According to June Nash in the book, We Eat the Mines and the Mines Eat Us, as late as 1977 in the Santa Cruz region the Summer Institute of Linguistics Missionaries, “rounded up the Indians living on the tract and assigned them to local farms where they worked without pay, living in abysmal conditions…where they cut cane on white settlements for 15 hours a day, except on Sunday when they worked for 13 hours.” Perhaps this is what Patzi refers to when he said that banning Catholicism as the sole religion taught in schools is a step towards the decolonization of Bolivia’s education system that has “marginalized indigenous people and religions for hundreds of years.”
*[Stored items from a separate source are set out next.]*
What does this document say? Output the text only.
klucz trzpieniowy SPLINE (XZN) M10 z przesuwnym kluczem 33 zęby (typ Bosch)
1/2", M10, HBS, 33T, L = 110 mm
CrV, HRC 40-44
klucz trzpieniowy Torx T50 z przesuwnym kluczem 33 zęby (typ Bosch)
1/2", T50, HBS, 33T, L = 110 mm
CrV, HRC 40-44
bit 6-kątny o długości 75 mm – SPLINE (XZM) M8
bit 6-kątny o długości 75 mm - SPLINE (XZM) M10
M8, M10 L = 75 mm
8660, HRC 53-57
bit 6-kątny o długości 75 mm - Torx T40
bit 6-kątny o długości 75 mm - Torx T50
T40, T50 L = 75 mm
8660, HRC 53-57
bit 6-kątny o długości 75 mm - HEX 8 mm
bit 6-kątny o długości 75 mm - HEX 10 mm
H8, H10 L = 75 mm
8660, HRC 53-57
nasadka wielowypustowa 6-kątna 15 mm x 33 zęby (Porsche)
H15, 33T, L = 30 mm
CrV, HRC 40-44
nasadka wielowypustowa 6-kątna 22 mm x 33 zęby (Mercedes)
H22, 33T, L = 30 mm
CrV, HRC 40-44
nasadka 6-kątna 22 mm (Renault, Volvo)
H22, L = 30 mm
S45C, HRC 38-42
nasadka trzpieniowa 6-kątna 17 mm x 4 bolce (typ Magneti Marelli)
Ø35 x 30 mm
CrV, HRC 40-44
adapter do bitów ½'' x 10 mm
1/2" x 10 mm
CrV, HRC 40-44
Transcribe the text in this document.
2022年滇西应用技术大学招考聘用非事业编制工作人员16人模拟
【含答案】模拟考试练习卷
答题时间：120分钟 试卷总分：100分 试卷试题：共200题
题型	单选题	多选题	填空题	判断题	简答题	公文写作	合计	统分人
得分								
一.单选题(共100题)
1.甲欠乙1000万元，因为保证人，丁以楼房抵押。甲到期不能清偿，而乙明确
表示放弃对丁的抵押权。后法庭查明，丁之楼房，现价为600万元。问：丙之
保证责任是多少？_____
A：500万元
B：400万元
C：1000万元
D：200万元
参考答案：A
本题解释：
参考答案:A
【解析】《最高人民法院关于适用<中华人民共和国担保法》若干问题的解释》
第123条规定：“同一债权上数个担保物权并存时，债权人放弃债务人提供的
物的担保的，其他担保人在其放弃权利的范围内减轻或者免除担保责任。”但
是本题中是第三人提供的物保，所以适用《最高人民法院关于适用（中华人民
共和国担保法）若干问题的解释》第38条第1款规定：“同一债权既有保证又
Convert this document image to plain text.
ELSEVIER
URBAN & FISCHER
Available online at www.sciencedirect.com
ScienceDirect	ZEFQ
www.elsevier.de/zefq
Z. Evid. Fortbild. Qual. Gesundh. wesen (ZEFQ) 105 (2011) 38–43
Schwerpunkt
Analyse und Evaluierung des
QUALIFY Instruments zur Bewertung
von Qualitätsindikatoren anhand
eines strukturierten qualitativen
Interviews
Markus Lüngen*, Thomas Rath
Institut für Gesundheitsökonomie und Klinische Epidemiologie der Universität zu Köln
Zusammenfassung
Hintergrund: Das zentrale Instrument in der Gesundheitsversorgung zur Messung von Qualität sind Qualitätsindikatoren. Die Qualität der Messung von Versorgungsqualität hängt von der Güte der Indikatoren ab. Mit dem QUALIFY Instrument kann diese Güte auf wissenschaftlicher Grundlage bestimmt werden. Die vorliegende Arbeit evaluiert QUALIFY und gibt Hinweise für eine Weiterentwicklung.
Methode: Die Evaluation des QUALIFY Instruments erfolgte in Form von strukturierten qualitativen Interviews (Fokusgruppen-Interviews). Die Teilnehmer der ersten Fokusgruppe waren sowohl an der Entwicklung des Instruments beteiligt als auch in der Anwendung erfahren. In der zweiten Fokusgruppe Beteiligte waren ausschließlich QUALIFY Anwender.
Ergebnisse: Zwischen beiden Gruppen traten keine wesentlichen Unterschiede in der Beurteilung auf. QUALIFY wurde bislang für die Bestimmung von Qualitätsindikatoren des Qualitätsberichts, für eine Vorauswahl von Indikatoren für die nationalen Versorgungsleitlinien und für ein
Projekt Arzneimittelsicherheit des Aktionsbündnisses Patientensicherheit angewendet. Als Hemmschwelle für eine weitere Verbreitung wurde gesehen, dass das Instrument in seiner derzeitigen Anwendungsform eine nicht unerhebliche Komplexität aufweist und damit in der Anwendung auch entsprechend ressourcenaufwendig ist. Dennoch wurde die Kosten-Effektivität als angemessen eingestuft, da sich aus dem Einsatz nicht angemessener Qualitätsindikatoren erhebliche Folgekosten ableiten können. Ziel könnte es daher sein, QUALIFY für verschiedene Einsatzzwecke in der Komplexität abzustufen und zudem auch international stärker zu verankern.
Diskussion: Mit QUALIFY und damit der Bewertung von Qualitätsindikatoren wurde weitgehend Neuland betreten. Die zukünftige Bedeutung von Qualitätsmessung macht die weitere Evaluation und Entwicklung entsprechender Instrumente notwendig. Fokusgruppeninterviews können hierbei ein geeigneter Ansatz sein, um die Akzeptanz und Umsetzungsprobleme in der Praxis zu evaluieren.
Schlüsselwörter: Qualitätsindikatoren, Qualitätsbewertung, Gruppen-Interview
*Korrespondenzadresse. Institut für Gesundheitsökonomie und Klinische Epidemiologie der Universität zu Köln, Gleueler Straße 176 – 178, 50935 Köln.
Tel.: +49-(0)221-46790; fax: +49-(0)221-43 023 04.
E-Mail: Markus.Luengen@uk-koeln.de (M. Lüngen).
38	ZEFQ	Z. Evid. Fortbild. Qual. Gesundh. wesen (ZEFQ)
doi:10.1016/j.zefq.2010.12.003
What the Government Proposed

Despite earlier, stronger claims to the contrary, the Morales government isn’t looking to ban Catholicism from schools entirely, rather, it was (whether it still is remains to be seen) looking to teach Catholicism alongside other religions. According to ABI, the official government website, “Patzi indicated that a new curriculum will be made, not only for the Catholics, but with respect for the diversity of religions, taking into account the history and cosmology of the 36 original Bolivian peoples and the diversity of the spiritual world.” Patzi said last Thursday, “I believe the Church must understand that we are living in times of change, times of transformation and they must admit that things should be balanced. This doesn’t means that we are against the Church. They have the right to champion their faith in their own churches.”

Among conservative critics of the new Bolivian government, however, the move smacked of government designs to interfere in one of the areas many families hold most sacred, religious life. Comments could be heard such as, “See, Evo wants to do just what Castro did in Cuba, use the government to kick out the church.”

Evo the Catholic

If this language among Bolivians that sounds so deeply critical of religion shocks or offends, and you do not believe, as Patzi said, that Catholicism is the “imperial religion” that has “indoctrinated” and “monopolized” religious teachings since 1825, don’t fret: Evo is a Catholic. Yes, it’s true. In an attempt to quell the angry Catholic masses he admitted that his own beliefs are that of Catholic/indigenous fusion -- and that he prays everyday.

Yet, despite this harmony Evo professes to have achieved between conflicting religions, it remains to be seen whether the Bolivian body politic will attain a similar peace on the issue of religion and the new government.